Aber Frau Lagarde sieht das anders. Die EZB soll grüne Investitionen finanzieren, auch soziale Investitionen und Investitionen in gute Regierungsführung. Doch der guten Zwecke gibt es viele, und nicht immer ist viel auch gut. Wer den einen Zweck bevorzugt, benachteiligt den anderen. Wieviel Demokratie, wieviel Marktwirtschaft bleibt uns, wenn die Institution, die das Geld druckt, so auf den Märkten eingreift, wie sie es für richtig hält?

Der Verlust des Kapitäns

Die EZB wurde einst nach dem Vorbild der Deutschen Bundesbank modelliert, weil die Bundesbank für Solidität, Preisstabilität und wirtschaftlichen Erfolg stand. Niemand kann bestreiten, dass die heutige EZB eine Zentralbank ganz anderen Typs geworden ist: aktionistisch, interventionistisch, politisch. Und die Reise ist noch lange nicht zu Ende. Schon gar nicht, wenn Menschen, die noch einen guten ökonomischen Kompass haben, das Schiff verlassen.
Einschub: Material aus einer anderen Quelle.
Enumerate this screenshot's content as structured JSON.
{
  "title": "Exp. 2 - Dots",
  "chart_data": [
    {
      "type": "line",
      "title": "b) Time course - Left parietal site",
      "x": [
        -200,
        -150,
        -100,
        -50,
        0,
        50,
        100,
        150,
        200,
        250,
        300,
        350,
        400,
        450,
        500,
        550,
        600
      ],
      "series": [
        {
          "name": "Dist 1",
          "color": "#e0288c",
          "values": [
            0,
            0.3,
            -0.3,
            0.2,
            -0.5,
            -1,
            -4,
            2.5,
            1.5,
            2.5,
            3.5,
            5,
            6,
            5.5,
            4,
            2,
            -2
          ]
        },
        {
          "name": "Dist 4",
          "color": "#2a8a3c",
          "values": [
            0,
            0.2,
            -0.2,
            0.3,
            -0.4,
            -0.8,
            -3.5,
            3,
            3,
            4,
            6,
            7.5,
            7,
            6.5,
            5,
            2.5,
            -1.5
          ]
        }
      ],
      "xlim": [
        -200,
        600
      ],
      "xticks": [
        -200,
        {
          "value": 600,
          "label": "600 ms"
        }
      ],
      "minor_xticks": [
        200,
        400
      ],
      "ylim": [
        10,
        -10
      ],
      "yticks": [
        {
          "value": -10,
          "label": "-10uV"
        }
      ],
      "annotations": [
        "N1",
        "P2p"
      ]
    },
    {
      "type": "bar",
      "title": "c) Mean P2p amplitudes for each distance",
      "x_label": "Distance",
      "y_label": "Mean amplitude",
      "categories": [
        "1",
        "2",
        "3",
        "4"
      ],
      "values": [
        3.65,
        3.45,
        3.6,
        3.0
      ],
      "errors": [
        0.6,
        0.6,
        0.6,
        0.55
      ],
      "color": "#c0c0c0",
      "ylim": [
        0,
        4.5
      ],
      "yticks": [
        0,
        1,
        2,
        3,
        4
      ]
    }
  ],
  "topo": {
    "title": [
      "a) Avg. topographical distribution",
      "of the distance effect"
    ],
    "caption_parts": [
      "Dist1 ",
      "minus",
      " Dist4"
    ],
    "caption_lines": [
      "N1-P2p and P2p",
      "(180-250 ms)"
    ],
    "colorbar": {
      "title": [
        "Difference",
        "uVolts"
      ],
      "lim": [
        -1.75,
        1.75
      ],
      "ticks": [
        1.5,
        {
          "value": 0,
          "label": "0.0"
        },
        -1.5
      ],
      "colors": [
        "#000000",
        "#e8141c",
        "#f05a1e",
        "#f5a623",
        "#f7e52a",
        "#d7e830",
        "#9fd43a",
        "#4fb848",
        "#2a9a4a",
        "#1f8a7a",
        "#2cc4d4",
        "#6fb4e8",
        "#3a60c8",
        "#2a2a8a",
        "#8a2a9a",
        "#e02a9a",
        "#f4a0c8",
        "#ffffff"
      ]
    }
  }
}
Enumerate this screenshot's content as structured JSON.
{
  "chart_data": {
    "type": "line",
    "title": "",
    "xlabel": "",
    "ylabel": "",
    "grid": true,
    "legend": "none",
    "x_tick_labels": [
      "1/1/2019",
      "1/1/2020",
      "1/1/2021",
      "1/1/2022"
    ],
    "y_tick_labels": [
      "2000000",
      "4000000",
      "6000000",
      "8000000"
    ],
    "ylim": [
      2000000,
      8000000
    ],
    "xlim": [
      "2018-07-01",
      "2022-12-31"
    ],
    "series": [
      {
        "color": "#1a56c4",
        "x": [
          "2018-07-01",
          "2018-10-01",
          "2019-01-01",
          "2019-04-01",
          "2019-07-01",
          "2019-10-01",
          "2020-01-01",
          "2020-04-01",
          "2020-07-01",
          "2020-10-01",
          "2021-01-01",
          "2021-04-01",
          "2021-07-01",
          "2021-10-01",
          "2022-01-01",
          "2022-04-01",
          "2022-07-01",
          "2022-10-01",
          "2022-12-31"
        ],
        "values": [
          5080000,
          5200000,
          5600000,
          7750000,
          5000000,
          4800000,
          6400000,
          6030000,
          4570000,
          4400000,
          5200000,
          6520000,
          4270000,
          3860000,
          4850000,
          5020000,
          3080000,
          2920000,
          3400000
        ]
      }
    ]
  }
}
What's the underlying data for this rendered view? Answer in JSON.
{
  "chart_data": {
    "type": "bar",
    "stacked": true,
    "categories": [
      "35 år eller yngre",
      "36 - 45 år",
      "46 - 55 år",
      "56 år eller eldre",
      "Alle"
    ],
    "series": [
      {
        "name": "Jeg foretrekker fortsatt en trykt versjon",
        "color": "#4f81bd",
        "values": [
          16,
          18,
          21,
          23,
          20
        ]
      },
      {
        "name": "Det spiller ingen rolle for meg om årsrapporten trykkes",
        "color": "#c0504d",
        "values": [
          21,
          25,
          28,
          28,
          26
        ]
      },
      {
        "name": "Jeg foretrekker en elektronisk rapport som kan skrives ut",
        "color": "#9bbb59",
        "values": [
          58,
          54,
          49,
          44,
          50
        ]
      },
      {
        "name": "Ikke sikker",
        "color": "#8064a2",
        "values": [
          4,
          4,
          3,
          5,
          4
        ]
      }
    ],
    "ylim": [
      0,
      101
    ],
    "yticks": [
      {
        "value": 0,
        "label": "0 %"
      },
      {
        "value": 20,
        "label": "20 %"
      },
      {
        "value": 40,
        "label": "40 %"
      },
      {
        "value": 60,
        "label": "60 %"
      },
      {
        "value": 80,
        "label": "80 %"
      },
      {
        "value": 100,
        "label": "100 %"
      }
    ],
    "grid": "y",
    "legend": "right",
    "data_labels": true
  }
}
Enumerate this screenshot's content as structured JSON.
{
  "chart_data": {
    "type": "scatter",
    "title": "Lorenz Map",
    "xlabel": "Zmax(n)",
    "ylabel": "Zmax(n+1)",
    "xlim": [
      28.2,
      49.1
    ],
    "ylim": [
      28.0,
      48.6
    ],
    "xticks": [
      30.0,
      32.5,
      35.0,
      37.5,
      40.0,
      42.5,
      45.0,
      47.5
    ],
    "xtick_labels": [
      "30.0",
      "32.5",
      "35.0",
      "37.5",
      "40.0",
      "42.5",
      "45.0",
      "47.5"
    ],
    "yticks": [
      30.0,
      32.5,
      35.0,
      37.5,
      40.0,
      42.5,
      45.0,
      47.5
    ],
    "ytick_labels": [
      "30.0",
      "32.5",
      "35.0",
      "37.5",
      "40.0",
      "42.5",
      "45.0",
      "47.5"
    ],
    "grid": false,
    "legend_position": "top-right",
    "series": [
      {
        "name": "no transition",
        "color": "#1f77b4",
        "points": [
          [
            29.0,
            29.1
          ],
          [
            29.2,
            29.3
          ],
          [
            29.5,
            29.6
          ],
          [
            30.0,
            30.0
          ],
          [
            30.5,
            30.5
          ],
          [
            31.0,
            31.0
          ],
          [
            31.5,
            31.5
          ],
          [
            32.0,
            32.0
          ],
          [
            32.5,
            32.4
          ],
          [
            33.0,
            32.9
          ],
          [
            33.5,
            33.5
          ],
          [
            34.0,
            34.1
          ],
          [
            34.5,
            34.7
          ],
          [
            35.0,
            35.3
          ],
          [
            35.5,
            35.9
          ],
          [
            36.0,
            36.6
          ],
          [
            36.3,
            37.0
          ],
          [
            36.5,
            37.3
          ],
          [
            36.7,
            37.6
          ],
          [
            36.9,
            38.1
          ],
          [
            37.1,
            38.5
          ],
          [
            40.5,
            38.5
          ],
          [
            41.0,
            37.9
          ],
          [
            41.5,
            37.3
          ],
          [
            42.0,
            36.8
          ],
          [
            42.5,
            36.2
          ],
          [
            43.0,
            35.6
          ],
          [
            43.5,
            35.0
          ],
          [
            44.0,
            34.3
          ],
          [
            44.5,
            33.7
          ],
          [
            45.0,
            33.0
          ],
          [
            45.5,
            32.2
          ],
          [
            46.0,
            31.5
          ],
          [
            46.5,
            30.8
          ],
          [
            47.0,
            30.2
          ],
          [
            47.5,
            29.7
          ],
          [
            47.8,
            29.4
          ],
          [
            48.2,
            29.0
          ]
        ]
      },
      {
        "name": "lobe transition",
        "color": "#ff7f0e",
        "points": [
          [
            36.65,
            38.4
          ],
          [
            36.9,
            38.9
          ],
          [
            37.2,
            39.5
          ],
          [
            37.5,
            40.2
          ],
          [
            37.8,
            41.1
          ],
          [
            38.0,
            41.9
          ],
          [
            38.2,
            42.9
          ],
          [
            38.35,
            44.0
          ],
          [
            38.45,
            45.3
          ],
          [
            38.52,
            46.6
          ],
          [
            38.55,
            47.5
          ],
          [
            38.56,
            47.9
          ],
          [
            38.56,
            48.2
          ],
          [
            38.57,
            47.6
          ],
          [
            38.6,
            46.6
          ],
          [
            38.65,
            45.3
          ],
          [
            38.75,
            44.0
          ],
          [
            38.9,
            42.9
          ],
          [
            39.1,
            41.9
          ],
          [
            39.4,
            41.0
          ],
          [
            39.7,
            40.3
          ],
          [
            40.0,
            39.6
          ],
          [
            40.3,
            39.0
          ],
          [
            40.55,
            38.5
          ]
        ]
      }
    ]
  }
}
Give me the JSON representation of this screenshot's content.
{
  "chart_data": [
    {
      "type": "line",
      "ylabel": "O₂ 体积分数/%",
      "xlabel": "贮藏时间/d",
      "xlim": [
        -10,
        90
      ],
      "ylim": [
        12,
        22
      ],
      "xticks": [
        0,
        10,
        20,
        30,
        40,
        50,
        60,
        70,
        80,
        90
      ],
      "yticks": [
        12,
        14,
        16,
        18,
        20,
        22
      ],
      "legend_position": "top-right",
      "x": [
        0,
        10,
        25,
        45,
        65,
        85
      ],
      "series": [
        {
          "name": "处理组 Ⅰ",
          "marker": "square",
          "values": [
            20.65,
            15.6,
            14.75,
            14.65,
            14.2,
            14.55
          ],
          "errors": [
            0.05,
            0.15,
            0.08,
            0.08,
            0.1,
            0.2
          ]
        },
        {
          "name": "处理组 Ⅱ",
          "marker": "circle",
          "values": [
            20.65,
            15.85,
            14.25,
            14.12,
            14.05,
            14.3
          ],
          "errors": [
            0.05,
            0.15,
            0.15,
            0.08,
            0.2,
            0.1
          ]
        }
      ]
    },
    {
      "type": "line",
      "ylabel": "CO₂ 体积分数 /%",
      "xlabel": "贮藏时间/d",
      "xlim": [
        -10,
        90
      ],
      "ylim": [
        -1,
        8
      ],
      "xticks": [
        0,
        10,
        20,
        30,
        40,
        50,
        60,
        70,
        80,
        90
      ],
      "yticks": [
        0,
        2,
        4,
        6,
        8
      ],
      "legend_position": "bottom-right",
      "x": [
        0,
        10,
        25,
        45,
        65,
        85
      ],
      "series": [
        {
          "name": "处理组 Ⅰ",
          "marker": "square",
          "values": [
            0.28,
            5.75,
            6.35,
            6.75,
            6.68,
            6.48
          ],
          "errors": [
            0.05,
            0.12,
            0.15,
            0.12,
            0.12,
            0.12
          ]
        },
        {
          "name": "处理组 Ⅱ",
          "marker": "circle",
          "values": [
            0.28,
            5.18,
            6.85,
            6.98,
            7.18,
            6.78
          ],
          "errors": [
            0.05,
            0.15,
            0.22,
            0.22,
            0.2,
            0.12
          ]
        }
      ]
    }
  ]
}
Mit Weidmann verliert die Bundesbank nicht nur ihren Kapitän, sondern die EZB auch ihren ordnungspolitischen Lotsen. Sein Rücktritt erinnert ein wenig an den Abgang Bismarcks, den Kaiser Wilhelm II mit den Worten kommentierte: „Der Kurs bleibt der alte und nun Volldampf voraus!“ EZB-Präsidentin Christine Lagarde würde es wohl genauso formulieren. Weidmann störte. Nicht, weil er sich grundsätzlich gegen den Kurs der EZB gestemmt hätte, sondern weil er stets mit guten ökonomischen Argumenten auf die Klippen im Fahrwasser der EZB hingewiesen hat.

Sein Nachfolger wird stromlinienförmiger sein – dafür sorgt Olaf Scholz. Und Christine Lagarde kann dann trotz steigender Inflation mit Volldampf voraus fahren. Hoffentlich endet es nicht wie bei Wilhelm II mit einem Schiffbruch.